Hernandez Margarita, Shenk Mary K, Perry George H
Department of Anthropology, Pennsylvania State University, University Park, PA 16802, USA.
Department of Biology, Pennsylvania State University, University Park, PA 16802, USA.
R Soc Open Sci. 2020 Sep 30;7(9):201206. doi: 10.1098/rsos.201206. eCollection 2020 Sep.
Scholars have noted major disparities in the extent of scientific research conducted among taxonomic groups. Such trends may cascade if future scientists gravitate towards study species with more data and resources already available. As new technologies emerge, do research studies employing these technologies continue these disparities? Here, using non-human primates as a case study, we identified disparities in massively parallel genomic sequencing data and conducted interviews with scientists who produced these data to learn their motivations when selecting study species. We tested whether variables including publication history and conservation status were significantly correlated with publicly available sequence data in the NCBI Sequence Read Archive (SRA). Of the 179.6 terabases (Tb) of sequence data in SRA for 519 non-human primate species, 135 Tb (approx. 75%) were from only five species: rhesus macaques, olive baboons, green monkeys, chimpanzees and crab-eating macaques. The strongest predictors of the amount of genomic data were the total number of non-medical publications (linear regression; = 0.37; = 6.15 × 10) and number of medical publications ( = 0.27; = 9.27 × 10). In a generalized linear model, the number of non-medical publications ( = 0.00064) and closer phylogenetic distance to humans ( = 0.024) were the most predictive of the amount of genomic sequence data. We interviewed 33 authors of genomic data-producing publications and analysed their responses using grounded theory. Consistent with our quantitative results, authors mentioned their choice of species was motivated by sample accessibility, prior published work and relevance to human medicine. Our mixed-methods approach helped identify and contextualize some of the driving factors behind species-uneven patterns of scientific research, which can now be considered by funding agencies, scientific societies and research teams aiming to align their broader goals with future data generation efforts.

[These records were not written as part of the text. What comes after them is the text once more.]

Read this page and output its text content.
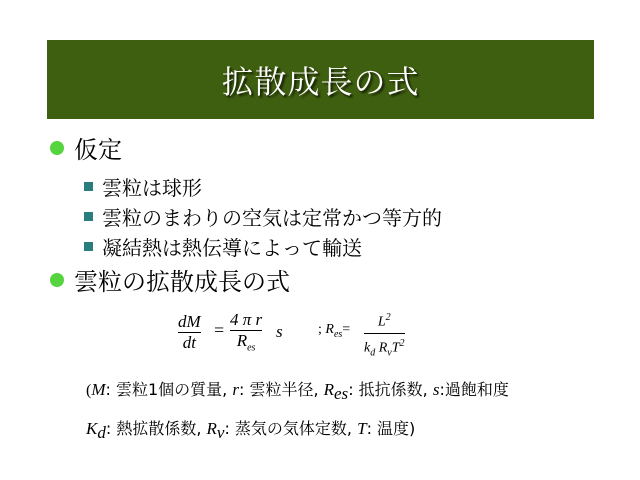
拡散成長の式
仮定
雲粒は球形
雲粒のまわりの空気は定常かつ等方的
凝結熱は熱伝導によって輸送
雲粒の拡散成長の式
dM
dt
=
4 π r
$R_{es}$
s	; $R_{es}= L^2$
$k_d$ $R_vT^2$
(M: 雲粒1個の質量, r: 雲粒半径, Res: 抵抗係数, s:過飽和度
Kd: 熱拡散係数, Rv: 蒸気の気体定数, T: 温度)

学者们已经注意到不同分类群之间进行的科学研究程度存在重大差异。如果未来的科学家倾向于研究已有更多数据和资源的物种,这种趋势可能会层层递进。随着新技术的出现,采用这些技术的研究是否会延续这些差异呢?在这里,我们以非人类灵长类动物为例,识别了大规模平行基因组测序数据中的差异,并采访了生成这些数据的科学家,以了解他们在选择研究物种时的动机。我们测试了包括发表历史和保护状况在内的变量是否与NCBI序列读取存档(SRA)中公开可用的序列数据显著相关。在SRA中519种非人类灵长类动物的179.6太字节(Tb)序列数据中,135 Tb(约75%)仅来自五个物种:恒河猴、东非狒狒、绿猴、黑猩猩和食蟹猕猴。基因组数据量的最强预测因素是非医学出版物的总数(线性回归; = 0.37; = 6.15 × 10)和医学出版物的数量( = 0.27; = 9.27 × 10)。在广义线性模型中,非医学出版物的数量( = 0.00064)和与人类更近的系统发育距离( = 0.024)最能预测基因组序列数据的量。我们采访了33篇生成基因组数据的出版物的作者,并使用扎根理论分析了他们的回答。与我们的定量结果一致,作者提到他们选择物种的动机是样本可及性、先前发表的工作以及与人类医学的相关性。我们的混合方法有助于识别和背景化科学研究中物种不均衡模式背后的一些驱动因素,资助机构、科学协会和研究团队在旨在使其更广泛的目标与未来数据生成努力保持一致时,现在可以考虑这些因素。